The complementary nature of the economies involved in this proposed FTA has most analysts projecting positive outcomes for both parties should the CEPA move forward. The Centre for Strategic and International Studies (CSIS) in its comprehensive study on the impact of the EU CEPA concluded that the EU would likely experience a 14% uptick in exports to Indonesia following on from the implementation of the CEPA, while Indonesian exports to the EU would rise by 5%, or $1.1 billion USD. Moreover, the study posited that without the CEPA, Indonesia runs the risk of having no plan in place for when it graduates from General System of Preferences (GSP) eligibility and therefore no longer qualifies for advantageous tariff and import duty rates granted to developing nations.

Same old problems?

Having previously been criticised for its perceived protectionist leanings, Indonesia’s government under President Joko Widodo seems to have turned a corner in opening up to international markets, perhaps forced into this course of action by the harsh reality of a new economic landscape in which it is no longer tenable for Indonesia to prioritise self-sufficiency in the face of slowing growth.
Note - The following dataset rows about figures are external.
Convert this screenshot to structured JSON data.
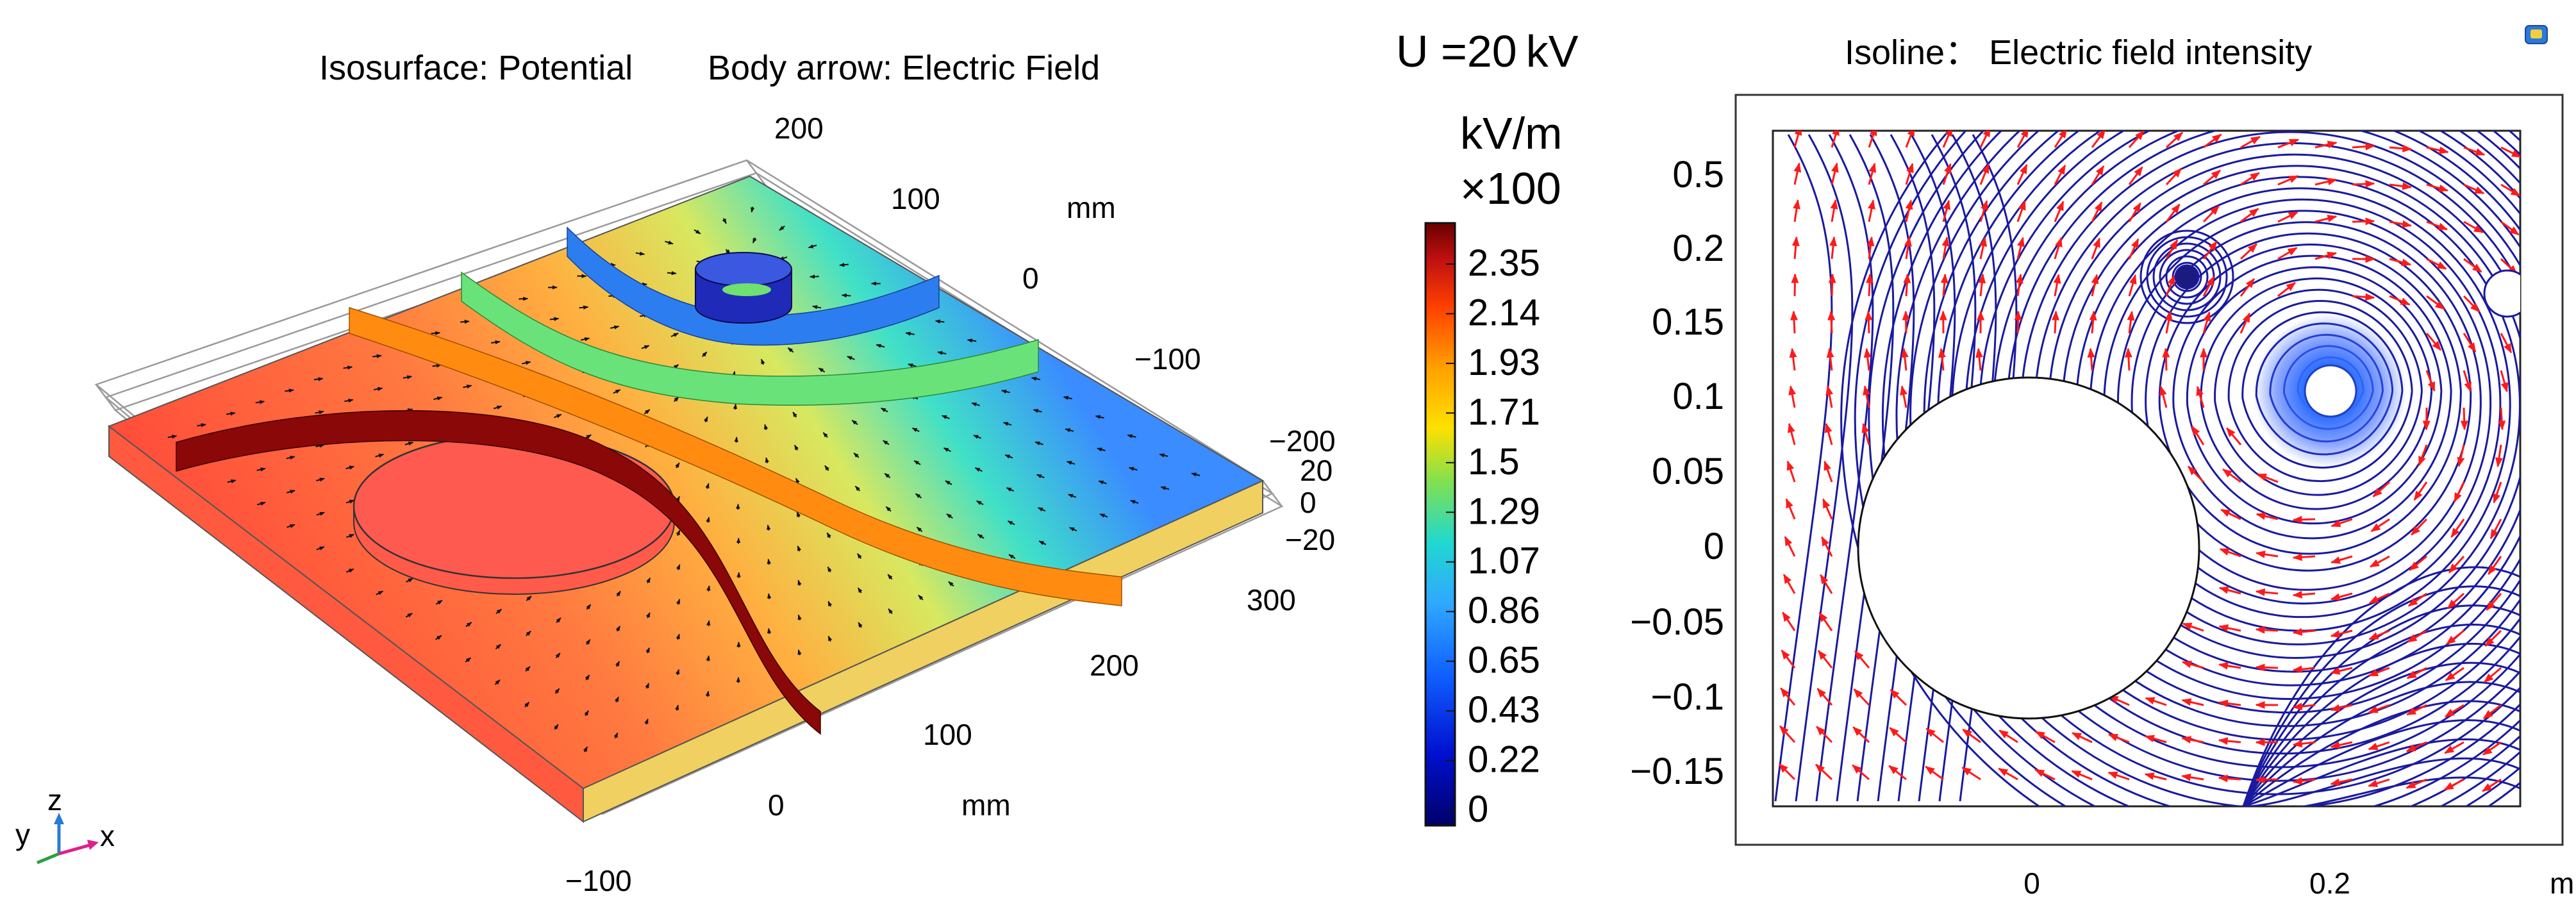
{
  "left_panel": {
    "title_iso": "Isosurface: Potential",
    "title_arrow": "Body arrow: Electric Field",
    "y_ticks": [
      "200",
      "100",
      "0",
      "−100"
    ],
    "z_ticks": [
      "−200",
      "20",
      "0",
      "−20"
    ],
    "x_ticks": [
      "300",
      "200",
      "100",
      "0",
      "−100"
    ],
    "unit_a": "mm",
    "unit_b": "mm",
    "triad": {
      "z": "z",
      "y": "y",
      "x": "x"
    }
  },
  "legend": {
    "voltage": "U =20 kV",
    "unit": "kV/m",
    "scale": "×100",
    "ticks": [
      "2.35",
      "2.14",
      "1.93",
      "1.71",
      "1.5",
      "1.29",
      "1.07",
      "0.86",
      "0.65",
      "0.43",
      "0.22",
      "0"
    ],
    "colors": [
      "#7a0000",
      "#c01010",
      "#ff3a00",
      "#ff9a00",
      "#ffe000",
      "#8fe040",
      "#20d0c0",
      "#30a8ff",
      "#1060ff",
      "#0010c0",
      "#00006a"
    ]
  },
  "right_panel": {
    "title": "Isoline： Electric field intensity",
    "y_ticks": [
      "0.5",
      "0.2",
      "0.15",
      "0.1",
      "0.05",
      "0",
      "−0.05",
      "−0.1",
      "−0.15"
    ],
    "x_ticks": [
      "0",
      "0.2"
    ],
    "unit": "m",
    "line_color": "#1a1aa0",
    "arrow_color": "#ff1a1a"
  }
}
This bodes well for CEPA negotiations; as does Mr Thomas Lembong’s willingness to put a two-year time frame on this FTA’s implementation. Moreover, the Indonesian government appears poised to address EU concerns related to restrictions on foreign ownership through revisions to its Negative Investment List slated for April 2016.

This is not to say that CEPA negotiations are to proceed without any major objections from the Southeast Asian nation. In truth, new challenges have emerged since talks grinded to a halt, such as the EU’s increasingly strict environmental laws that have been fiercely opposed by Indonesia’s agribusiness industry on the basis that they create additional barriers to entry. It seems unlikely that the EU will make concessions in this domain, given the context of Indonesia’s highly publicised ineptitude in countering recent catastrophic forest fires and haze caused in part by rampant industry-led deforestation. To avoid this becoming an insurmountable point of conflict, both parties could choose to view it as an opportunity to demonstrate the potential of the CEPA’s capacity building provision, in which the EU through knowledge sharing and technology transfer could serve to boost Indonesia’s environmental standards.